User Manual for the Dataset to MinIO Service
Introduction
The Dataset to MinIO service allows you to save a dataset produced in an Data Analytics System pipeline to a MinIO storage. The dataset is transferred from the BDA application's Kubernetes volume to a MinIO bucket and registered as a dataset on the Data Analytics System. It is a data preparation component, useful for making the intermediate or final results of a pipeline persistent.
Service Features
-
Acquisition from Kubernetes volume The service receives the dataset as input through a volume-type port (
/inputs), connected to the previous block in the pipeline. -
Upload on MinIO
All files on the volume are uploaded to the configured MinIO bucket, preserving the folder structure. -
Automatic registration on the Data Analytics System
The service output is a dataset recorded on the Data Analytics System, with MinIO storage, ready to be reused in pipelines or downloaded from the interface. -
Transparent connection management
The user does not need to worry about endpoints, buckets, or credentials: these parameters are managed automatically through the platform's ports.
Use of the Service
Configuration
In the Data Analytics System interface it is sufficient to: - Connect the input port to the dataset produced by the previous block
Execution
When running the BDA application: 1. The service receives the data through the input port from the previous service, 2. It uploads them to the corresponding MinIO bucket, 3. It automatically registers the output as a dataset in the Data Analytics System.
Output
The output dataset is available as a registered asset in the Dataset section of the Data Analytics System, ready to be linked to other services or downloaded.

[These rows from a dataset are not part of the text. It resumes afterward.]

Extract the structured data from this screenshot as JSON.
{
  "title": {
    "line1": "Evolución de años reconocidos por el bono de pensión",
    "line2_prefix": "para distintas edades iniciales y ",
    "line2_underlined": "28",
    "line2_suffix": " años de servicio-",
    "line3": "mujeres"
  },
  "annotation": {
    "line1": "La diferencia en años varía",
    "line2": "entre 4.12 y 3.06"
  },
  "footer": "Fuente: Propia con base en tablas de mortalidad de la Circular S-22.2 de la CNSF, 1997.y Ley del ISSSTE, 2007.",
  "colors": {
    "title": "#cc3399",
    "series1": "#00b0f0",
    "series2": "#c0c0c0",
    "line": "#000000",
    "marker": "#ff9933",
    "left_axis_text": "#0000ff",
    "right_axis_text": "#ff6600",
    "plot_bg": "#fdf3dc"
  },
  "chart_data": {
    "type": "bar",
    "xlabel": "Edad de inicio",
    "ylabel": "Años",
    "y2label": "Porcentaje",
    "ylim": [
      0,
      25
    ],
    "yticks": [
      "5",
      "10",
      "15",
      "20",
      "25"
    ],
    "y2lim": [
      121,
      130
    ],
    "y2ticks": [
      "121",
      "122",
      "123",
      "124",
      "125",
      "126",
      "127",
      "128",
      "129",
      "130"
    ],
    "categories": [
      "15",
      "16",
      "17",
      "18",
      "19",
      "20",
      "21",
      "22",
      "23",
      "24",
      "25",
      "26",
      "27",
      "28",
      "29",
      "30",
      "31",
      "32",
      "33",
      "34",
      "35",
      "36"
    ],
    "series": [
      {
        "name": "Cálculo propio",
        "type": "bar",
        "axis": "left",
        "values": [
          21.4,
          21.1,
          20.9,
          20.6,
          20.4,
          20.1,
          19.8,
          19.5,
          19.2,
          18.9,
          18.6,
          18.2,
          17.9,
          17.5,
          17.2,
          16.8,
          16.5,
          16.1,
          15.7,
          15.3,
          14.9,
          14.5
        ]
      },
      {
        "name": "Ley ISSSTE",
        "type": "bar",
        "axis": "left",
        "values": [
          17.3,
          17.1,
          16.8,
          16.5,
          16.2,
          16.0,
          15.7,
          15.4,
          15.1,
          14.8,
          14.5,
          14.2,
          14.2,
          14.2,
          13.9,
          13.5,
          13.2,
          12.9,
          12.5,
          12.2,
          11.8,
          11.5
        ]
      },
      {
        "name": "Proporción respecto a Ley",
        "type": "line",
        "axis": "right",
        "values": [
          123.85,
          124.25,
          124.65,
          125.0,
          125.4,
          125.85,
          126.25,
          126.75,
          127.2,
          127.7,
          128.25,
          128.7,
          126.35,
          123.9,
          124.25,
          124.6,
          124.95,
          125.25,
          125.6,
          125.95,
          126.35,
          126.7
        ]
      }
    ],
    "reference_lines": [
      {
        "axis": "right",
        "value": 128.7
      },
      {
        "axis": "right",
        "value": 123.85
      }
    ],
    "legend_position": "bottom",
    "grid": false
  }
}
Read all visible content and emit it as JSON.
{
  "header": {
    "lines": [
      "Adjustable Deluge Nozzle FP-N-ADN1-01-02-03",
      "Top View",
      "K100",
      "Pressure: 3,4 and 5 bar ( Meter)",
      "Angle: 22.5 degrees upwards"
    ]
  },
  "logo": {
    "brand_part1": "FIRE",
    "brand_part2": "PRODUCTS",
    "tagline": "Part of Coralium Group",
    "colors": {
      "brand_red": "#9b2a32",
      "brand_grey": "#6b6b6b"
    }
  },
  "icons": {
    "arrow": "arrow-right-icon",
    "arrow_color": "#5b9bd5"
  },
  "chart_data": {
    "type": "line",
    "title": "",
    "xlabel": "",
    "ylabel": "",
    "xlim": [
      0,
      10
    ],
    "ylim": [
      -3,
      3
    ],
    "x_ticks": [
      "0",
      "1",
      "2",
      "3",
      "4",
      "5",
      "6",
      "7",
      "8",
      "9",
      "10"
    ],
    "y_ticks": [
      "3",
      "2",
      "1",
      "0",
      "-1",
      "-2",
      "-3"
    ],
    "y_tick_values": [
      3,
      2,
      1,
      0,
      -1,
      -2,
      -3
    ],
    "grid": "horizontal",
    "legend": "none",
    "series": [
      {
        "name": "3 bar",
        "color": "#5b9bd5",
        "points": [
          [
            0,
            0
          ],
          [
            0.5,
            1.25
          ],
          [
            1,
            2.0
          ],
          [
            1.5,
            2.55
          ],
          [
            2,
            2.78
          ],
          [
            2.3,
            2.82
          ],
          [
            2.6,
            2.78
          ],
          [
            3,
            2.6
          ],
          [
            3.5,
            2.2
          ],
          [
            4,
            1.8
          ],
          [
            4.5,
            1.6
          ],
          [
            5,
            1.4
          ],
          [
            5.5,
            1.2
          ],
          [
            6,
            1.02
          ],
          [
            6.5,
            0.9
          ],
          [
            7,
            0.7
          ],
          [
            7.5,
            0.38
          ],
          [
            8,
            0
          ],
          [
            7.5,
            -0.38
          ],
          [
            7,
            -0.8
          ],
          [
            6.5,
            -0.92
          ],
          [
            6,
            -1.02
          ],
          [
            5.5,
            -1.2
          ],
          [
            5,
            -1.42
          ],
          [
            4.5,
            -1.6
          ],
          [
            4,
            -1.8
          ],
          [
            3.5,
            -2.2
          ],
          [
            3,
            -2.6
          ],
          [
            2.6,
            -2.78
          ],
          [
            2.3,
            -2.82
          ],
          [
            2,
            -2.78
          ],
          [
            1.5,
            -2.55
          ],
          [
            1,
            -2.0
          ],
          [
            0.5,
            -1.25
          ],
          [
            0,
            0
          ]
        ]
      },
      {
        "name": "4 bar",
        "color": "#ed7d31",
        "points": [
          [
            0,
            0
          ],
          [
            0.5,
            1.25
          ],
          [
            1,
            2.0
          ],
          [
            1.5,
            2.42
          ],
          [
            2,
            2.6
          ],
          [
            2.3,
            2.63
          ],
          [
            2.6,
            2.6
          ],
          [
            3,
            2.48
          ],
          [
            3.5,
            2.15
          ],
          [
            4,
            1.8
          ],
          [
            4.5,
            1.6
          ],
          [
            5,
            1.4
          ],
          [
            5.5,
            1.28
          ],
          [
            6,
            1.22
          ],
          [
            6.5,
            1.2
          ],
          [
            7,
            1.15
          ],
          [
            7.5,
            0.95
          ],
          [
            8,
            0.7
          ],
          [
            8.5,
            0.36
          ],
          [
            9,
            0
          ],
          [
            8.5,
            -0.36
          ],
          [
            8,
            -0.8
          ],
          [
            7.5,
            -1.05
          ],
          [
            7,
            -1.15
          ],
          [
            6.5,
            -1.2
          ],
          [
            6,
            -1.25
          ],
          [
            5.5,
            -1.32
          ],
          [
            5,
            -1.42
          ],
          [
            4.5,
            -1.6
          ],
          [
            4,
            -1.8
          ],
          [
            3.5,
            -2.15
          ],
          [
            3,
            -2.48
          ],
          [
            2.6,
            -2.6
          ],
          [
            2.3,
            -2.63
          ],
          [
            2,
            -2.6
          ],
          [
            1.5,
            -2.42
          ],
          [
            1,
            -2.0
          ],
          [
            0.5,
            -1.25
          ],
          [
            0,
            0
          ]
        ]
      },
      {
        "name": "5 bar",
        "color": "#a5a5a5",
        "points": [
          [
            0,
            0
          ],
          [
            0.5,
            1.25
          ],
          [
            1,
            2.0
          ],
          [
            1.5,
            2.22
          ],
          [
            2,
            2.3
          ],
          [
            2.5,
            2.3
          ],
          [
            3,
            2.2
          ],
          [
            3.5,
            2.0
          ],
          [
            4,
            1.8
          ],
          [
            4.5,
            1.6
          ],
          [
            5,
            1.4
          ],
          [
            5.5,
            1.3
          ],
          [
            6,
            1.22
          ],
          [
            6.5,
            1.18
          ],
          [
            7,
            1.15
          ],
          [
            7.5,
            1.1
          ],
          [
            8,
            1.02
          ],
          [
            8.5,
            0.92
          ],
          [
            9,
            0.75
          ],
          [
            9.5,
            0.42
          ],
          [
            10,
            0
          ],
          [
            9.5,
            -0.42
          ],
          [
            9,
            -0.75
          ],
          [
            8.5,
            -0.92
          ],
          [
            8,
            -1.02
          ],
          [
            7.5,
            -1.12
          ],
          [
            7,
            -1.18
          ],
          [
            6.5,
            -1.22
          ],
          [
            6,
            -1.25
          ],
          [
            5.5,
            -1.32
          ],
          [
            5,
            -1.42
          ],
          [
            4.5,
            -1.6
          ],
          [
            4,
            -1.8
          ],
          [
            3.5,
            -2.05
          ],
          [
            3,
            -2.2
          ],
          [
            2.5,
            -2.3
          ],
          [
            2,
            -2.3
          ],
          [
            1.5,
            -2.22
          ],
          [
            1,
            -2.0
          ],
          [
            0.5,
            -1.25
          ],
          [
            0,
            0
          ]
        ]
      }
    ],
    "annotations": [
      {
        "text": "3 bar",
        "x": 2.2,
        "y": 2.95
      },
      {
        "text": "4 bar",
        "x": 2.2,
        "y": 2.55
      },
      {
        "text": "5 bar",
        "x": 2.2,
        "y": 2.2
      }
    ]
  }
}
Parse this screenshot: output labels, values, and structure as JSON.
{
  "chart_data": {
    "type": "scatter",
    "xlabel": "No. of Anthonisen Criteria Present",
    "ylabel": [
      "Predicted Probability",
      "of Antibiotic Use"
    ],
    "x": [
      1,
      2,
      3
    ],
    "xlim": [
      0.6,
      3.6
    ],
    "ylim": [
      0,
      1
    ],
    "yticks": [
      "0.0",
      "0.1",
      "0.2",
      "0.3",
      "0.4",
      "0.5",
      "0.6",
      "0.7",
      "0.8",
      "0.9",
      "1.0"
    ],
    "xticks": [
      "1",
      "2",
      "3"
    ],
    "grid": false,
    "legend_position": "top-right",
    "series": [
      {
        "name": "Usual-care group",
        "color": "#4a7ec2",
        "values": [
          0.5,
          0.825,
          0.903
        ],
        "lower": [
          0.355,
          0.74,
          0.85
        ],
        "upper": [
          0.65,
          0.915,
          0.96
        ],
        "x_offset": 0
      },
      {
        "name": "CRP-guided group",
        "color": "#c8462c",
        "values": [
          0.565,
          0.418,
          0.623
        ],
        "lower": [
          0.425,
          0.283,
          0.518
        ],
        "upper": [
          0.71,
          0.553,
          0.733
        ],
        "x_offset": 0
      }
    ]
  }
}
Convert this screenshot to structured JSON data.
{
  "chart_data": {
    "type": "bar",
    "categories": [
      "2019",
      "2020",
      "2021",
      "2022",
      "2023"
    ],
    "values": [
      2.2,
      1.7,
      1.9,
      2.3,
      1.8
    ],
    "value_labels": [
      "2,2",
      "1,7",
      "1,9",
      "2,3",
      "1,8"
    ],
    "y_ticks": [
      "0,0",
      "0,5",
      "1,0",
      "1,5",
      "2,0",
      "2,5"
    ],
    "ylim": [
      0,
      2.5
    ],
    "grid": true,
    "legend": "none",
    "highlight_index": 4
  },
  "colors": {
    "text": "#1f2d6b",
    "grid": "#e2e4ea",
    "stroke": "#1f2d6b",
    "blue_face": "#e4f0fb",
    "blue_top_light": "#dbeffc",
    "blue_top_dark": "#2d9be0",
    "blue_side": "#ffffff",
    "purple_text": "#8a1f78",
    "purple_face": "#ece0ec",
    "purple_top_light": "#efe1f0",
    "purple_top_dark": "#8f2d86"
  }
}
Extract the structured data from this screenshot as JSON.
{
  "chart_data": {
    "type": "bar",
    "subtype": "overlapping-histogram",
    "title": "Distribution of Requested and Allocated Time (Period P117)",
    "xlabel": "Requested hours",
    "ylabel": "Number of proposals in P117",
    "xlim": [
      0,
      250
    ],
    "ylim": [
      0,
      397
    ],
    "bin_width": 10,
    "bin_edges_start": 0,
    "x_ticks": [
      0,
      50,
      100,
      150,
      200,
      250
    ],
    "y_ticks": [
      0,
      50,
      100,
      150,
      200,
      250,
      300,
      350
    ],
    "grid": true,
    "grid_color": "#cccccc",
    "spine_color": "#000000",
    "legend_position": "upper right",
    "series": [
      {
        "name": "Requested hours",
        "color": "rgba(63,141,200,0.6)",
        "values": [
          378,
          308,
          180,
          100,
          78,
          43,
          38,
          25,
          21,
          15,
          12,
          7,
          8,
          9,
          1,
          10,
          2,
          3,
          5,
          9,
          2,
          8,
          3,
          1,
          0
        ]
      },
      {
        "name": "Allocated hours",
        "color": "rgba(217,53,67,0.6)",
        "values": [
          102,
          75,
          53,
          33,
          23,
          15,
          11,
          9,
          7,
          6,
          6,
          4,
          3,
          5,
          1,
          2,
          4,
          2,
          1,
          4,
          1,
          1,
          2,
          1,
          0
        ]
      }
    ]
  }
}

To view the dataset, simply open the dropdown menu of the workflow corresponding to the datasets and click on the dataset tagged as "out."
Advantages
- Data persistence: intermediate or final results of the pipeline become officially registered datasets.
- Seamless integration: no manual upload steps to MinIO.
- Clear organization: the structure of local folders is maintained in MinIO storage.
- Immediate reuse: the recorded dataset can be used in other pipelines or downloaded from the interface.